Statistics - Grade 9-12

Instructions: Read each problem carefully. Identify the situation, choose an appropriate non-parametric method when needed, and show your work in the space provided.
  1. 1
    Two side-by-side plant height dot plots, one showing skew and an extreme outlier.

    A biology class compares the plant heights from two independent groups. Group A used regular water and Group B used fertilizer. The sample sizes are small, and the height data are strongly skewed with one extreme outlier. Should the class use a two-sample t-test or the Mann-Whitney U test? Explain your choice.

  2. 2
    Paired before-and-after observations shown as connected dots for the same students.

    A teacher records student stress ratings before and after a mindfulness activity. The ratings are on a 1 to 5 scale, and the same students are measured twice. Which non-parametric test is more appropriate: Mann-Whitney U or Wilcoxon signed-rank? Explain.

  3. 3

    Rank the following values from smallest to largest.
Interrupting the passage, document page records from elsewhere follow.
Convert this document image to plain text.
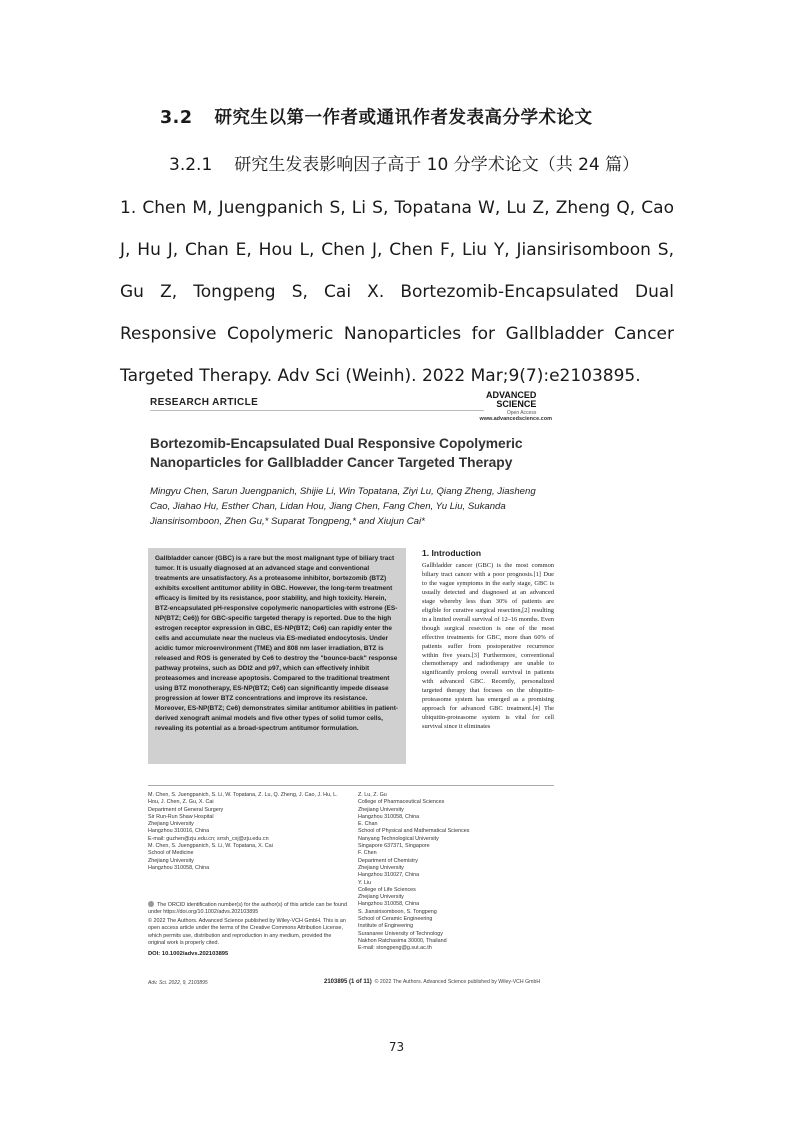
3.2 研究生以第一作者或通讯作者发表高分学术论文
3.2.1 研究生发表影响因子高于 10 分学术论文（共 24 篇）
1. Chen M, Juengpanich S, Li S, Topatana W, Lu Z, Zheng Q, Cao J, Hu J, Chan E, Hou L, Chen J, Chen F, Liu Y, Jiansirisomboon S, Gu Z, Tongpeng S, Cai X. Bortezomib-Encapsulated Dual Responsive Copolymeric Nanoparticles for Gallbladder Cancer Targeted Therapy. Adv Sci (Weinh). 2022 Mar;9(7):e2103895.
RESEARCH ARTICLE
ADVANCED
SCIENCE
Open Access
www.advancedscience.com
Bortezomib-Encapsulated Dual Responsive Copolymeric Nanoparticles for Gallbladder Cancer Targeted Therapy
Mingyu Chen, Sarun Juengpanich, Shijie Li, Win Topatana, Ziyi Lu, Qiang Zheng, Jiasheng Cao, Jiahao Hu, Esther Chan, Lidan Hou, Jiang Chen, Fang Chen, Yu Liu, Sukanda Jiansirisomboon, Zhen Gu,* Suparat Tongpeng,* and Xiujun Cai*
Gallbladder cancer (GBC) is a rare but the most malignant type of biliary tract tumor. It is usually diagnosed at an advanced stage and conventional treatments are unsatisfactory. As a proteasome inhibitor, bortezomib (BTZ) exhibits excellent antitumor ability in GBC. However, the long-term treatment efficacy is limited by its resistance, poor stability, and high toxicity. Herein, BTZ-encapsulated pH-responsive copolymeric nanoparticles with estrone (ES-NP(BTZ; Ce6)) for GBC-specific targeted therapy is reported. Due to the high estrogen receptor expression in GBC, ES-NP(BTZ; Ce6) can rapidly enter the cells and accumulate near the nucleus via ES-mediated endocytosis. Under acidic tumor microenvironment (TME) and 808 nm laser irradiation, BTZ is released and ROS is generated by Ce6 to destroy the "bounce-back" response pathway proteins, such as DDI2 and p97, which can effectively inhibit proteasomes and increase apoptosis. Compared to the traditional treatment using BTZ monotherapy, ES-NP(BTZ; Ce6) can significantly impede disease progression at lower BTZ concentrations and improve its resistance. Moreover, ES-NP(BTZ; Ce6) demonstrates similar antitumor abilities in patient-derived xenograft animal models and five other types of solid tumor cells, revealing its potential as a broad-spectrum antitumor formulation.
1. Introduction
Gallbladder cancer (GBC) is the most common biliary tract cancer with a poor prognosis.[1] Due to the vague symptoms in the early stage, GBC is usually detected and diagnosed at an advanced stage whereby less than 30% of patients are eligible for curative surgical resection,[2] resulting in a limited overall survival of 12–16 months. Even though surgical resection is one of the most effective treatments for GBC, more than 60% of patients suffer from postoperative recurrence within five years.[3] Furthermore, conventional chemotherapy and radiotherapy are unable to significantly prolong overall survival in patients with advanced GBC. Recently, personalized targeted therapy that focuses on the ubiquitin-proteasome system has emerged as a promising approach for advanced GBC treatment.[4] The ubiquitin-proteasome system is vital for cell survival since it eliminates
M. Chen, S. Juengpanich, S. Li, W. Topatana, Z. Lu, Q. Zheng, J. Cao, J. Hu, L. Hou, J. Chen, Z. Gu, X. Cai
Department of General Surgery
Sir Run-Run Shaw Hospital
Zhejiang University
Hangzhou 310016, China
E-mail: guzhen@zju.edu.cn; srrsh_cxj@zju.edu.cn
M. Chen, S. Juengpanich, S. Li, W. Topatana, X. Cai
School of Medicine
Zhejiang University
Hangzhou 310058, China
Z. Lu, Z. Gu
College of Pharmaceutical Sciences
Zhejiang University
Hangzhou 310058, China
E. Chan
School of Physical and Mathematical Sciences
Nanyang Technological University
Singapore 637371, Singapore
F. Chen
Department of Chemistry
Zhejiang University
Hangzhou 310027, China
Y. Liu
College of Life Sciences
Zhejiang University
Hangzhou 310058, China
S. Jiansirisomboon, S. Tongpeng
School of Ceramic Engineering
Institute of Engineering
Suranaree University of Technology
Nakhon Ratchasima 30000, Thailand
E-mail: stongpeng@g.sut.ac.th
The ORCID identification number(s) for the author(s) of this article can be found under https://doi.org/10.1002/advs.202103895
© 2022 The Authors. Advanced Science published by Wiley-VCH GmbH. This is an open access article under the terms of the Creative Commons Attribution License, which permits use, distribution and reproduction in any medium, provided the original work is properly cited.
DOI: 10.1002/advs.202103895
Adv. Sci. 2022, 9, 2103895	2103895 (1 of 11) © 2022 The Authors. Advanced Science published by Wiley-VCH GmbH
73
Use average ranks for ties: 12, 9, 12, 15, 10.

  4. 4

    Two independent groups have the following scores. Group A: 5, 7, 9. Group B: 1, 4, 6. Rank all six values together and calculate the Mann-Whitney U statistic for Group A. Use U_A = R_A - n_A(n_A + 1)/2.

  5. 5

    Using the same data from the previous problem, Group A has U_A = 8. There are 3 scores in each group, so n_A n_B = 9. Find U_B and the smaller U statistic used for the Mann-Whitney U test.

  6. 6

    A paired study has the following differences after minus before: 2, -1, 3, 0, 4. For a Wilcoxon signed-rank test, ignore the zero difference, rank the absolute differences, and find W+ and W-.

  7. 7
    Three side-by-side skewed distributions representing three independent groups.

    A researcher compares reaction times for three independent groups: no music, classical music, and loud music. The distributions are skewed, and the researcher wants to compare typical performance across all three groups. Which test should be used: Kruskal-Wallis, Wilcoxon signed-rank, or Spearman correlation? Explain.

  8. 8
    Scatterplot with an increasing curved trend rather than a straight-line pattern.

    A scatterplot shows that as hours of practice increase, performance score generally increases, but the pattern is curved rather than linear. Which correlation measure is more appropriate: Pearson correlation or Spearman rank correlation? Explain.

  9. 9

    Calculate Spearman's rank correlation for these paired ranks: x ranks are 1, 2, 3, 4, 5 and y ranks are 1, 2, 4, 3, 5. Use rho = 1 - [6 sum d^2]/[n(n^2 - 1)].

  10. 10
    Five ordered satisfaction face icons from unhappy to happy representing ordinal survey ratings.

    A survey asks people to rate satisfaction as very dissatisfied, dissatisfied, neutral, satisfied, or very satisfied. Why might a non-parametric test be more appropriate than a test that compares means?

  11. 11

    A study reports a Mann-Whitney U test result of p = 0.03 using alpha = 0.05. State the decision and interpret it in context.

  12. 12

    A study reports a Wilcoxon signed-rank test result of p = 0.28 using alpha = 0.05. State the decision and interpret it carefully.

  13. 13

    Observed counts for favorite drink are 18 for water and 12 for juice. If the expected counts are 15 and 15, calculate the chi-square test statistic using sum (O - E)^2/E.

  14. 14

    A Kruskal-Wallis test is used with three groups. The combined ranks give these rank sums: Group A = 3, Group B = 7, Group C = 11. Each group has 2 observations. Which group appears to have the largest typical values, and why?

  15. 15

    For each situation, choose the best non-parametric method from this list: Mann-Whitney U, Wilcoxon signed-rank, Kruskal-Wallis, Spearman rank correlation. Situation 1: compare two independent groups with skewed data. Situation 2: compare before and after scores for the same people. Situation 3: compare four independent groups with ordinal ratings. Situation 4: measure association between two variables with a monotonic but non-linear pattern.